Journal for the Month of March:

Picked up a new book this month, Witchcraft: Theory and Practice by Ly de Angeles. I haven’t cracked it open yet but I’m looking forward to it! The major thing I accomplished this past month was consecrating my first real tool – a beautiful pentacle given to me as a gift over the holidays. I had wanted to wait until after Imbolc as my personal New Year’s to start working with it, and pieced together a personalized consecration ceremony that felt right to me. It feels wonderful to use in ritual and it’s been an important milestone for me in marking my journey in the path.

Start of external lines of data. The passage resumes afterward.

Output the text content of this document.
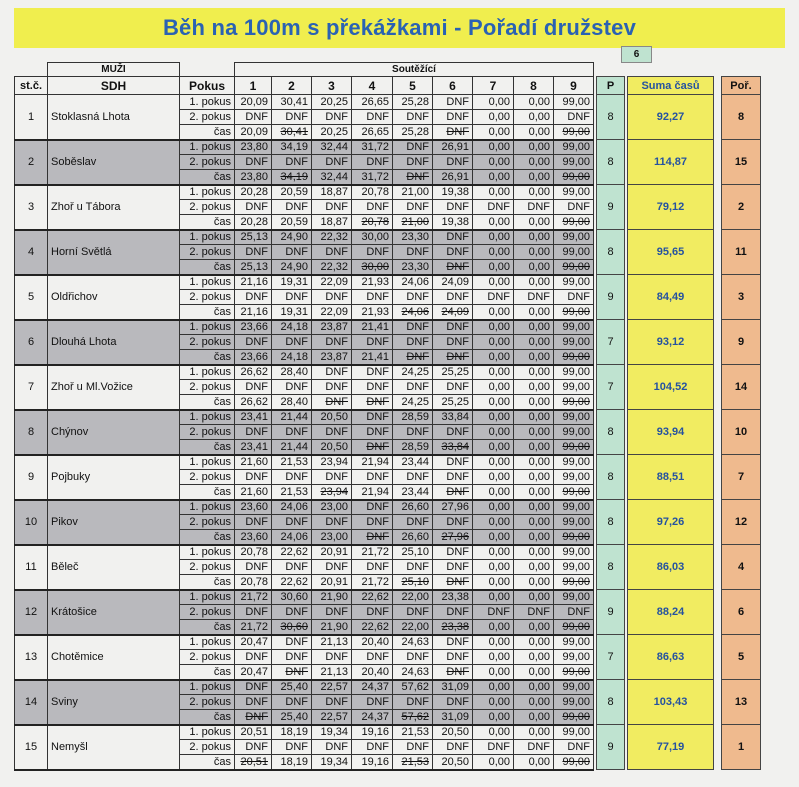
Běh na 100m s překážkami - Pořadí družstev
6
	MUŽI		Soutěžící														
st.č.	SDH	Pokus	1	2	3	4	5	6	7	8	9		P		Suma časů		Poř.
1	Stoklasná Lhota	1. pokus	20,09	30,41	20,25	26,65	25,28	DNF	0,00	0,00	99,00		8		92,27		8
		2. pokus	DNF	DNF	DNF	DNF	DNF	DNF	0,00	0,00	DNF						
		čas	20,09	30,41	20,25	26,65	25,28	DNF	0,00	0,00	99,00						
2	Soběslav	1. pokus	23,80	34,19	32,44	31,72	DNF	26,91	0,00	0,00	99,00		8		114,87		15
		2. pokus	DNF	DNF	DNF	DNF	DNF	DNF	0,00	0,00	99,00						
		čas	23,80	34,19	32,44	31,72	DNF	26,91	0,00	0,00	99,00						
3	Zhoř u Tábora	1. pokus	20,28	20,59	18,87	20,78	21,00	19,38	0,00	0,00	99,00		9		79,12		2
		2. pokus	DNF	DNF	DNF	DNF	DNF	DNF	DNF	DNF	DNF						
		čas	20,28	20,59	18,87	20,78	21,00	19,38	0,00	0,00	99,00						
4	Horní Světlá	1. pokus	25,13	24,90	22,32	30,00	23,30	DNF	0,00	0,00	99,00		8		95,65		11
		2. pokus	DNF	DNF	DNF	DNF	DNF	DNF	0,00	0,00	99,00						
		čas	25,13	24,90	22,32	30,00	23,30	DNF	0,00	0,00	99,00						
5	Oldřichov	1. pokus	21,16	19,31	22,09	21,93	24,06	24,09	0,00	0,00	99,00		9		84,49		3
		2. pokus	DNF	DNF	DNF	DNF	DNF	DNF	DNF	DNF	DNF						
		čas	21,16	19,31	22,09	21,93	24,06	24,09	0,00	0,00	99,00						
6	Dlouhá Lhota	1. pokus	23,66	24,18	23,87	21,41	DNF	DNF	0,00	0,00	99,00		7		93,12		9
		2. pokus	DNF	DNF	DNF	DNF	DNF	DNF	0,00	0,00	99,00						
		čas	23,66	24,18	23,87	21,41	DNF	DNF	0,00	0,00	99,00						
7	Zhoř u Ml.Vožice	1. pokus	26,62	28,40	DNF	DNF	24,25	25,25	0,00	0,00	99,00		7		104,52		14
		2. pokus	DNF	DNF	DNF	DNF	DNF	DNF	0,00	0,00	99,00						
		čas	26,62	28,40	DNF	DNF	24,25	25,25	0,00	0,00	99,00						
8	Chýnov	1. pokus	23,41	21,44	20,50	DNF	28,59	33,84	0,00	0,00	99,00		8		93,94		10
		2. pokus	DNF	DNF	DNF	DNF	DNF	DNF	0,00	0,00	99,00						
		čas	23,41	21,44	20,50	DNF	28,59	33,84	0,00	0,00	99,00						
9	Pojbuky	1. pokus	21,60	21,53	23,94	21,94	23,44	DNF	0,00	0,00	99,00		8		88,51		7
		2. pokus	DNF	DNF	DNF	DNF	DNF	DNF	0,00	0,00	99,00						
		čas	21,60	21,53	23,94	21,94	23,44	DNF	0,00	0,00	99,00						
10	Pikov	1. pokus	23,60	24,06	23,00	DNF	26,60	27,96	0,00	0,00	99,00		8		97,26		12
		2. pokus	DNF	DNF	DNF	DNF	DNF	DNF	0,00	0,00	99,00						
		čas	23,60	24,06	23,00	DNF	26,60	27,96	0,00	0,00	99,00						
11	Běleč	1. pokus	20,78	22,62	20,91	21,72	25,10	DNF	0,00	0,00	99,00		8		86,03		4
		2. pokus	DNF	DNF	DNF	DNF	DNF	DNF	0,00	0,00	99,00						
		čas	20,78	22,62	20,91	21,72	25,10	DNF	0,00	0,00	99,00						
12	Krátošice	1. pokus	21,72	30,60	21,90	22,62	22,00	23,38	0,00	0,00	99,00		9		88,24		6
		2. pokus	DNF	DNF	DNF	DNF	DNF	DNF	DNF	DNF	DNF						
		čas	21,72	30,60	21,90	22,62	22,00	23,38	0,00	0,00	99,00						
13	Chotěmice	1. pokus	20,47	DNF	21,13	20,40	24,63	DNF	0,00	0,00	99,00		7		86,63		5
		2. pokus	DNF	DNF	DNF	DNF	DNF	DNF	0,00	0,00	99,00						
		čas	20,47	DNF	21,13	20,40	24,63	DNF	0,00	0,00	99,00						
14	Sviny	1. pokus	DNF	25,40	22,57	24,37	57,62	31,09	0,00	0,00	99,00		8		103,43		13
		2. pokus	DNF	DNF	DNF	DNF	DNF	DNF	0,00	0,00	99,00						
		čas	DNF	25,40	22,57	24,37	57,62	31,09	0,00	0,00	99,00						
15	Nemyšl	1. pokus	20,51	18,19	19,34	19,16	21,53	20,50	0,00	0,00	99,00		9		77,19		1
		2. pokus	DNF	DNF	DNF	DNF	DNF	DNF	DNF	DNF	DNF						
		čas	20,51	18,19	19,34	19,16	21,53	20,50	0,00	0,00	99,00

Now that the weather is getting warmer I’m trying to get outside on a regular basis again. One of my new ongoing projects is learning the seasons of the constellations. I remember very basic ones from school, but I never really learned the signs of the zodiac. When stargazing I try to see the sky in perspective for a moment, gazing away from the sun to the distant galaxies encircling our solar system like a diamond-studded belt. Astronomy is a fascinating subject I wish I knew more about. Mark that down as another one to read up on!

My studies have also taken a sidetrack this month as I’ve been reading a lot more on ceremonial magic. It’s kind of like the formal cousin of witchcraft in a lot of ways. Where the Craft is spontaneous and focused on nature, ceremonial magic is more structured and philosophical. Perhaps that’s what led me to this month’s article topic on balanced paths. So far they have complemented each other very well and I think studying both can only bolster the increase of my knowledge and experience when it comes to magic. My only wish is that I had more hours in the day for all the knowledge I want to soak up! That or a photographic memory. Ah well.